From the daily archives: sabato, Febbraio 15, 2025

In più occasioni, sulla base dei precedenti storici, s’è indicata come ipotesi credibile quella di un temporaneo ridimensionamento dell’inflazione seguito da una seconda ondata rialzista, dopo quella cui abbiamo assistito tra luglio 2020 e giugno 2022.

Dopo circa due anni di raffreddamento dei prezzi, negli ultimi mesi abbiamo assistito a 4 rilevazioni consecutive in salita per il CPI, passato dal 2,4 al 3%.

Andamento che ha spinto la Federal Reserve a non tagliare i tassi all’ultima riunione di gennaio e ad assumere un atteggiamento meno accomodante (in gergo, meno ‘dovish’).

Se il rialzo dovesse estendersi anche al PCE (inflazione al netto delle spese per cibo ed energia), vi sarà un ulteriore elemento a frenare gli interventi espansivi della Banca Centrale Americana.

D’altro canto, l’eventuale rallentamento dell’economia (di cui già abbiamo qualche segnale), necessiterebbe invece di nuovi stimoli.

Pertanto, situazione complicata per la FED che si muoverà sulla base dei prossimi dati.

In ogni caso, al di là di quel che accadrà nel breve termine (andamento inflazione, disoccupazione, decisioni monetarie, ecc.), come spiegato a inizio post, l’analisi storica ci suggerisce una seconda forte andata inflattiva.
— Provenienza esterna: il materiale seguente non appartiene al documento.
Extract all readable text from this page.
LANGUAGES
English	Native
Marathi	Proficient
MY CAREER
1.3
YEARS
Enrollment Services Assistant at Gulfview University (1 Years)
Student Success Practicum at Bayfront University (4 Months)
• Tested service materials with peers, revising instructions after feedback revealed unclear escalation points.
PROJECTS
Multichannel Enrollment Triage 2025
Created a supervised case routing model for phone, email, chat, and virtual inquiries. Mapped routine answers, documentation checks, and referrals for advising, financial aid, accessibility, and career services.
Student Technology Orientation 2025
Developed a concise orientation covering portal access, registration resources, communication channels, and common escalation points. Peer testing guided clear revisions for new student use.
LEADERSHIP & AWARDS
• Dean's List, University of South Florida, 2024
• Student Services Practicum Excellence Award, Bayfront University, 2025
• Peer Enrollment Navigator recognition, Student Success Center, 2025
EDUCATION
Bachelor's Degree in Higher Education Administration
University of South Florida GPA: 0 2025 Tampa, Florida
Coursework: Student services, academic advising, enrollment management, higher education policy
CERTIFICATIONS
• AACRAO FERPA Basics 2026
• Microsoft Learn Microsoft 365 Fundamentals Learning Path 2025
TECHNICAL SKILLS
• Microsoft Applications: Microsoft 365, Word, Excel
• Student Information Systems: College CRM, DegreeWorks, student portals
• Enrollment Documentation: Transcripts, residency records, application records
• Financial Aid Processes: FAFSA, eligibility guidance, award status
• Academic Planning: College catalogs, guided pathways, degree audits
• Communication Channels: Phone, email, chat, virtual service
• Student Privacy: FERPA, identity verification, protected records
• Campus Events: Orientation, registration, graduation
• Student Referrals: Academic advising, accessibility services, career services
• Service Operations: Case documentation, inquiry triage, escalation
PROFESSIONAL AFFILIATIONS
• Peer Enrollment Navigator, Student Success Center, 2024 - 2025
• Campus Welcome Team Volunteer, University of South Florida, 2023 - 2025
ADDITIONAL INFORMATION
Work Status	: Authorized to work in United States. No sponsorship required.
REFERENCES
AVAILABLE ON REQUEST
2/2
Negli anni ’70, alla seconda ondata inflattiva corrispose una decisa correzione del Dow Jones (circa il 24% da massimo a minimo in circa 14 mesi), che poi lasciò il posto a un nuovo imponente ciclo rialzista:

Molto più prolungato (quasi 5 anni), invece, fu il trend rialzista dei rendimenti del decennale americano (che, come sappiamo, significa trend ribassista del treasury a 10 anni):

Soffermandoci sul mercato obbligazionario americano, ammesso e non concesso che la storia si ripeta, il rischio di discesa si trasformerebbe opportunità per chi, nel frattempo riducesse le scadenze e si tenesse pronto ad allungarle solo tra qualche anno.

La situazione attuale dell’Area Euro è diversa: nel breve dovrebbe consentire una politica monetaria più espansiva rispetto a quella americana.

Tuttavia, difficile pensare che col tempo un aumento dell’inflazione negli Stati Uniti non si estenda all’Europa, area geografica peraltro povera di materie prime.

Pertanto, può essere buona cosa perlomeno valutare la possibilità di sfruttare eventuali allunghi (mi riferisco anche al BTP) per prendere profitto e posizionarsi sulla parte breve della curva, accontentandosi di rendimenti più bassi ma evitando la volatilità sulla parte lunga.